Support Vector Machines — Lecture series — How to select a hyperplane that correctly classifies the data
In the previous post, we talked about the potential problems that may arise with interacting with the values on the negative side of the hyperplane. In this post, we will be talking about how to choose the correct hyperplane to classify your data.
Learning objective:
Understand how to choose the right hyperplane to classify a given set of data points.
Main question:
Consider the 2 images, Fig 1 and Fig 2, below:
Even though the hyperplanes in both images appear to correctly classify the data points in the images, one of the hyperplanes is incorrectly classifying the data points. The main question is how do you identify what the right hyperplane is?
Well, let’s start off by looking at the format of the data points we are dealing with. The data points used to train our algorithm to formulate the hyperplane usually comes in the form (x,y), where x is a vector of values and y is the ‘classification value’.
Note: Here ‘classification’ value is used to represent whether the value of x in the data point belongs to the positive class (the right-hand side of the hyperplane) or the negative class (the left-hand side of the hyperplane).
Another note: The classification value is +1 or -1.
In the computation of the hyperplane for each data point, instead of just computing the following value:
h(x) = w.x + b
We include the classification value in the computation. Therefore, the hyperplane computation for each data point now becomes:
h(x) = y(w.x + b)
The reasons why we include the classification value in the hyperplane computation is this:
1. The result of the hyperplane computation would always be positive if the point has correctly been classified.
2. The result of the hyperplane computation would always be negative if the point has incorrectly been classified.

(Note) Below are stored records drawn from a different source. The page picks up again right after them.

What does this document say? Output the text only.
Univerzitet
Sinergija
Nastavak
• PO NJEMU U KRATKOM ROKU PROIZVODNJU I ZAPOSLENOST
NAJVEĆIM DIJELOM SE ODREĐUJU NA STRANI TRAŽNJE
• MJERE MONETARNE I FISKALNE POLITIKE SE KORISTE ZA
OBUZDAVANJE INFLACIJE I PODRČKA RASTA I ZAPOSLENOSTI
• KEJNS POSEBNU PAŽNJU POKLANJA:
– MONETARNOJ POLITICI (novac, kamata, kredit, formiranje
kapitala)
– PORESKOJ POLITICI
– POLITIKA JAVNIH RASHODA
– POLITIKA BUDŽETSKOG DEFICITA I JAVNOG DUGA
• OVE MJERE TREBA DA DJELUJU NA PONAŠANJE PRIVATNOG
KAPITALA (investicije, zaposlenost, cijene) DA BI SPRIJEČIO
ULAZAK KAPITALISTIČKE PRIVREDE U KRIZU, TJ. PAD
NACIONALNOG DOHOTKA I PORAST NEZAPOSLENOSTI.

Let’s take this example to better understand this:
If the data point is ([2], -1), where x is [2] and y is -1, and it is fed into the hyperplane that has w = [1] and b = 1, the result would be:
h(([2], -1)) = -1 ([2].[1] + 1) = -1 (3) = -3
But this would be a misclassification because if you remember from our previous discussion on the hyperplane, whenever w.x + b ≥ 0, h(x) should be +1.
Therefore, whenever given 2 different hyperplanes like the ones in Fig.1 and Fig 2 and we are trying to find out which one correctly classifies the data points:
For each data point in each respective hyperplane, we have to compute
h(x) = y(w.x + b)
Then select the smallest resulting value of the computation for each hyperplane, compare both of them and then select hyperplane that produced the largest value as the correct hyperplane.
The computation of h(x) which includes the classification value is referred to as the functional margin.